Thankfully they didn’t find any explosives in the culvert.
During his time in country suicide bombers infiltrated Bagram.
“They picked a bad spot to do that it was near the special forces section,” he said. “They found out they had soldier’s uniforms from the laundry.”
The laundry was all done by locals as were other services on the base.
Radloff has been a quality engineer for many years. He currently works at Generac and before that has worked for different companies including Hamlin for 17.5 years.
“They were a big supporter,” he said of his service. “When I got back in my supervisor said ‘Yeah, go for it.’ The whole time I was at Hamlin and in the Reserves, they were 100 percent supportive.”
He met his wife, the former Debra Wendt, in high school.
“We were high school sweethearts. I met her my sophomore year.”
They’ve been married 39 years and have two adult children Elizabeth and Ryan, who were both also in the military.
Elizabeth was in the Air Force with the 115th Fighter Wing in Madison and Ryan was a First Lieutenant with the 101st Airborne Division. His father was in the 82nd Airborne.
“He was one of those guys who jumped out of a perfectly good aircraft and so was my son.”
His father was in the military in 1955-59 in-between actions.
Growing up he says he didn’t encourage his children to join the military. He says he, and his wife wanted it to be their decision.
It worked out that Radloff was able to be in country during leave from his deployment to give his son his first salute when he graduated.
“I thought that was kind of neat.”
“We had a period of time where all three of us were in the military known as a three-star family.”
Both of his children were able to pay for their education with their military benefits. His daughter now lives in Stoughton and his son is in La Crosse.
Radloff retired from the Army Reserve 2011.
“I would do it again,” he said of the deployment. “Sometimes you get anxious. I still hate crowds. We had an incident where we were at a bazaar and we found out there were suicide bombers infiltrating within the bazar.”
He says he can understand why veterans can come back from war with PTSD and other issues.
“There are just things you are not used to seeing and nothing can prepare you for a lot of the stuff we saw.”

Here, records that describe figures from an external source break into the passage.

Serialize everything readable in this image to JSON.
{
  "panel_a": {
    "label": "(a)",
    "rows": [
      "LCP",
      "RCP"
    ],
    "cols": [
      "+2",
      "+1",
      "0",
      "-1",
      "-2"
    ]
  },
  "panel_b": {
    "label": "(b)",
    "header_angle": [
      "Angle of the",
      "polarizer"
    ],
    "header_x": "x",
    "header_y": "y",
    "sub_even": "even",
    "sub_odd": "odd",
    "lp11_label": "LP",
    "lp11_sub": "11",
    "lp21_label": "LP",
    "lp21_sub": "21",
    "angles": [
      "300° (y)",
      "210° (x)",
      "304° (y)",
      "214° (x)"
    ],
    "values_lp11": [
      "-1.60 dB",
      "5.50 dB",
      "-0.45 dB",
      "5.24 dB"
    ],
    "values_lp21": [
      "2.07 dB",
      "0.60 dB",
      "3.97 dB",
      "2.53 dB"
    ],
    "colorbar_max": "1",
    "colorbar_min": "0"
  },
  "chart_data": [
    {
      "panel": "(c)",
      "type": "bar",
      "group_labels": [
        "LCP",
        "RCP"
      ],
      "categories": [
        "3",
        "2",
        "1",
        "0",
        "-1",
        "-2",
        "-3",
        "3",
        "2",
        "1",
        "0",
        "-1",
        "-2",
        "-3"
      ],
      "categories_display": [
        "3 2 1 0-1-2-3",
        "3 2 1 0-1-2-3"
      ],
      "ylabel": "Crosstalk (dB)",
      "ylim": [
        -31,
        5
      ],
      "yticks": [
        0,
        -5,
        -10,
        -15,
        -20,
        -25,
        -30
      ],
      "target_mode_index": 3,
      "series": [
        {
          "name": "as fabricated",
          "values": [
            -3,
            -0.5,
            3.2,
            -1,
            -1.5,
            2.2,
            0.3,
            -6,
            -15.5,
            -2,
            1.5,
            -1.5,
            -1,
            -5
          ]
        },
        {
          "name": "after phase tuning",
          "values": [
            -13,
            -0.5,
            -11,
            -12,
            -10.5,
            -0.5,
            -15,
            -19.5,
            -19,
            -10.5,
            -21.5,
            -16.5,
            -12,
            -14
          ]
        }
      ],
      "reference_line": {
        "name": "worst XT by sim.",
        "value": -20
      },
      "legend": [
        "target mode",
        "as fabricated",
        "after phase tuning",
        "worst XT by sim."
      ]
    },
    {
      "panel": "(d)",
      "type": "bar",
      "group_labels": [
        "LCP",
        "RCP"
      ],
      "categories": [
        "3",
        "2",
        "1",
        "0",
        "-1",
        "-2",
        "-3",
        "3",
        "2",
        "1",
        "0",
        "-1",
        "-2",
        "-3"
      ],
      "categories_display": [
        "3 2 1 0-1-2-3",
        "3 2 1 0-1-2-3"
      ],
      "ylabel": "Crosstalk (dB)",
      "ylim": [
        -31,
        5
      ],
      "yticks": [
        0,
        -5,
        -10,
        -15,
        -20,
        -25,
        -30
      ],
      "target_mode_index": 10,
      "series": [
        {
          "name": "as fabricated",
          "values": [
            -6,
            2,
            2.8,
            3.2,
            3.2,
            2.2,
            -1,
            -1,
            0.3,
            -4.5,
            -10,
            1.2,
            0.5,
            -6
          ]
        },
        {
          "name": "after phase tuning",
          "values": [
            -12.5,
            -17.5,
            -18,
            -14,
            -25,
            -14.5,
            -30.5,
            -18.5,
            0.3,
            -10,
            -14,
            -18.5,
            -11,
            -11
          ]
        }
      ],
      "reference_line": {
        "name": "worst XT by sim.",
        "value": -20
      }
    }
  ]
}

He said the first day he was there two little girls followed some goats out into a field that happened to have mines in it and they were killed.
“Their (Taliban) disregard for human life and the way they did things was the irritating part.”
He learned to not take life for granted from the experience.
“Enjoy the times you have with people because life is short. The last day of the month they would show all the individuals on the screen who died. For me the hard part was all the young kids who would show up on there. What a waste.”